Posted 03 November 2005 - 16:00
This is an interesting pen in a number of ways. The nib seems correct. Not counting the Conway Stewart made Relief 1-R eyedropper, early pre-V clip pens (eyedroppers and self fillers included) have a number of different nibs. I have three distinctly different eydropper nibs in my collection, including one I believe similar to the one Simon identifies, and i have seen at least one other variant. Hoban's speculation was these were made for export to the UK, thus the "14ct" designation. I don't know, but the natural question would be if there are any US manufacturers marking nibs in a similar way, and why they did it.
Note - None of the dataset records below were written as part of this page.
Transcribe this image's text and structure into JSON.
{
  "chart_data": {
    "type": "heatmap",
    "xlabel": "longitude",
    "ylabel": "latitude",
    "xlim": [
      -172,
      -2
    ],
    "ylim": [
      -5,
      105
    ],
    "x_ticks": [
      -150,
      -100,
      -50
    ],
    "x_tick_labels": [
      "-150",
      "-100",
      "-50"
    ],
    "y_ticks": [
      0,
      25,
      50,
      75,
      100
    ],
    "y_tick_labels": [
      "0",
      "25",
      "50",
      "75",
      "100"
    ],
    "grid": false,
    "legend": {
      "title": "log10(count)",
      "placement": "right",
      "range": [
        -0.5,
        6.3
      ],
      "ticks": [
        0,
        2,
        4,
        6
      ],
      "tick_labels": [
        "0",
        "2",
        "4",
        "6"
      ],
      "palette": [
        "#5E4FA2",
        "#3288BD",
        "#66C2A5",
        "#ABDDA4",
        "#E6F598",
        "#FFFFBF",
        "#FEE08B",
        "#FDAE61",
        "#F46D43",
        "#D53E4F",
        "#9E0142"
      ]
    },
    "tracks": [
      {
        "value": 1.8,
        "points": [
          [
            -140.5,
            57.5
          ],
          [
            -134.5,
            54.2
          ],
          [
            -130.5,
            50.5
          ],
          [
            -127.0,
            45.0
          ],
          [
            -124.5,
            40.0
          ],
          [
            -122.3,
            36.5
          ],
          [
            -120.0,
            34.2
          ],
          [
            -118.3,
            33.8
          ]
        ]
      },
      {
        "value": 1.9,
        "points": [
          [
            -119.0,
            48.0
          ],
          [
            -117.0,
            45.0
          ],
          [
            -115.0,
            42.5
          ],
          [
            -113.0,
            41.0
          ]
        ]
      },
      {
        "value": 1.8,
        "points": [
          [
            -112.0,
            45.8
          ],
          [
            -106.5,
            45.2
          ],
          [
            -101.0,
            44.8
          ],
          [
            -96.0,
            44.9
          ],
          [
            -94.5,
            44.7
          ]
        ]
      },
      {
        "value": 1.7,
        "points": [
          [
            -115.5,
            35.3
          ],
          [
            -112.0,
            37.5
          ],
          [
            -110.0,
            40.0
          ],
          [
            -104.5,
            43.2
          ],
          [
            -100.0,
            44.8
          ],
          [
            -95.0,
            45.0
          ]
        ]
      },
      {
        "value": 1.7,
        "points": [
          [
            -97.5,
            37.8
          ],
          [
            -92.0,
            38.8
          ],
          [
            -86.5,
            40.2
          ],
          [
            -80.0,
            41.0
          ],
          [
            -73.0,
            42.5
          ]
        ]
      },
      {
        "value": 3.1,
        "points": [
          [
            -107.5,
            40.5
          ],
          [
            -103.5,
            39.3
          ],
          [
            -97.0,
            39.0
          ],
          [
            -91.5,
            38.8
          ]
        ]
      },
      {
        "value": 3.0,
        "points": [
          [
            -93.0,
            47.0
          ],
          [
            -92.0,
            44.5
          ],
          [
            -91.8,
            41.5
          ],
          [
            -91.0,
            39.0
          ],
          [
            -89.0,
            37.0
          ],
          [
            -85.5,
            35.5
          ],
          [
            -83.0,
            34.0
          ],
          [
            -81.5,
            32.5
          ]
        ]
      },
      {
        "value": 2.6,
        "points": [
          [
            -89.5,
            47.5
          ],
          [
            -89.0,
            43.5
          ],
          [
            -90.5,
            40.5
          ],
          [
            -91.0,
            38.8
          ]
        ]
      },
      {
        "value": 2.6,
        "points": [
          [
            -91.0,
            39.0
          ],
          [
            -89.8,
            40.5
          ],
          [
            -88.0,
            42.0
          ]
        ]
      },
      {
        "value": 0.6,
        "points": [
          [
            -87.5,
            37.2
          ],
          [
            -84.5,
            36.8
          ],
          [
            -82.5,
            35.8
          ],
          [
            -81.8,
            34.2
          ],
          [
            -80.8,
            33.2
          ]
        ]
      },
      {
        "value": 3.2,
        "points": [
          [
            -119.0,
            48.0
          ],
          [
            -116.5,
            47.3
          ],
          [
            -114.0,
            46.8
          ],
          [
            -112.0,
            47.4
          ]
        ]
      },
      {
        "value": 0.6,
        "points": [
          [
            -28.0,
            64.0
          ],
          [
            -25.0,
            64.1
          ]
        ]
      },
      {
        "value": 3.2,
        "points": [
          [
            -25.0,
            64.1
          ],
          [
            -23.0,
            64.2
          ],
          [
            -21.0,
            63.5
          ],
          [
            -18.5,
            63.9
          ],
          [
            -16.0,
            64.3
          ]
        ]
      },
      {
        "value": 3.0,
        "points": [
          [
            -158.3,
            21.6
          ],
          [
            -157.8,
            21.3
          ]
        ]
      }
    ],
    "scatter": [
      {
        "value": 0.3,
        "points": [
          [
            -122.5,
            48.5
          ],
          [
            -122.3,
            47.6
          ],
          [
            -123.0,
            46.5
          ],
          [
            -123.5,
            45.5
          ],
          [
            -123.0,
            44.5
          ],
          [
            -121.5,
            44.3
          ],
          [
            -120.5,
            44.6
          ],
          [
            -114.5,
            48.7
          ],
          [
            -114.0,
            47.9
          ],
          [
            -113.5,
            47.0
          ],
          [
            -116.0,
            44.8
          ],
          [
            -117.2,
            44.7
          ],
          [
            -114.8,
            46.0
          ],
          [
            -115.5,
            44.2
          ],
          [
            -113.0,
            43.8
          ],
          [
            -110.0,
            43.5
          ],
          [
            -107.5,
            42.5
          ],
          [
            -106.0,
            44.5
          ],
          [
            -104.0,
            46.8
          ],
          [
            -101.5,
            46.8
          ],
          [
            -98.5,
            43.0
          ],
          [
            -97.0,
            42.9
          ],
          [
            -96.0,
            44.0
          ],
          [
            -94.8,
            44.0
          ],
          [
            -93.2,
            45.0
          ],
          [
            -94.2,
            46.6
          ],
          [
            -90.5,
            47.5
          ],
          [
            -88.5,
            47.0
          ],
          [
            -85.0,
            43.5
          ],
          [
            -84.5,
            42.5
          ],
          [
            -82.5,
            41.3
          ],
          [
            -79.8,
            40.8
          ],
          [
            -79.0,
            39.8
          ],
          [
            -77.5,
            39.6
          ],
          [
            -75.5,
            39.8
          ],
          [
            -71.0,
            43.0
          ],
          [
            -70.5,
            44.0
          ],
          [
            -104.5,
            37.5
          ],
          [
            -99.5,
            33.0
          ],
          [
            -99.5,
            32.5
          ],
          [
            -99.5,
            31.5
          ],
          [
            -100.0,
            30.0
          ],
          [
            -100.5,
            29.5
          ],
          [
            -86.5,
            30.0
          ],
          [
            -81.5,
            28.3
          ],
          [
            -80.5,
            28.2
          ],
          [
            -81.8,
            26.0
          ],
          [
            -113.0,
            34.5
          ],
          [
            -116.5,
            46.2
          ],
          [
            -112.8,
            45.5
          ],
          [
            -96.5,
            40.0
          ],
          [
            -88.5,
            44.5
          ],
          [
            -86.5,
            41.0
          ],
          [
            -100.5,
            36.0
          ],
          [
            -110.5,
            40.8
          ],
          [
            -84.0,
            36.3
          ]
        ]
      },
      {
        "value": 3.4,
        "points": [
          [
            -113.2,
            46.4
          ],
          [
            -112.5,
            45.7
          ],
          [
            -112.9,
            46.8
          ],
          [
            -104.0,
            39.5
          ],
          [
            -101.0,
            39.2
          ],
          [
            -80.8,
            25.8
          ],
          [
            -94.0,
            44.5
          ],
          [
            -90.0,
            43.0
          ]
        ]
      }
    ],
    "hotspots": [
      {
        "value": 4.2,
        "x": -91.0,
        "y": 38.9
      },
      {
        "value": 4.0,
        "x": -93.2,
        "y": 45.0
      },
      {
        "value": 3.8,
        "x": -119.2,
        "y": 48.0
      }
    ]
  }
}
We do know Wirt was responsible for a majority of the early Esterbrook eyedroppers people see. De La Rue also made an overfeed Gold Relief eyedropper, and I have some suspicions that Aiken Lambert might have had their hands on production as well.
We could speculate (that's all this is, no proof to any of this yet) that during the first decade of the 20th century Esterbrook saw the need to have fountain pens manufactured in order to remain competitve. Also, this would be a normal extension of their business, but since the manufacture of nibs was their specialty, they might have been hesitant to start producing barrels and caps and other parts to make complete pens. So, Richard Esterbrook II goes to a number of manufacturers, Wirt, Aiken Lambert, De La Rue, Conway Stewart and perhaps others and says, "Make me a fountain pen, stamp it Relief 314 and I'll evaluate how well you do". Remember the Relief 314 designation refers to the nib style, not the model of the pen. Interestingly enough, it doesn't appear as though Esterbrook actually manufactured the nibs for these pens. So, a number of manufacturers come back with small runs of pens for Esterbrook to evaluate. Wirt wins the contract and starts producing eyedroppers and self fillers for Esterbrook.
Or...., Esterbrook has Wirt make some, then switches to ALCO, has De La Rue make them in the UK, along with CS, and their are a number of manufacturers making them at the same time.
Interestingly enough, as a mid to late 20's or early 30's pen, this is close to V clip production in 1932. I don't have the patent information with me, but Esterbrook had been planning the V clip design early 30's if not late 20's, so this jade self filler is definitely late production. I wonder why they didn't decide to go with this design instead of the steel re-new-point route.
Early Esterbrook history is fascinating and much of it is unwritten. So one can only speculate until actual proof can be found.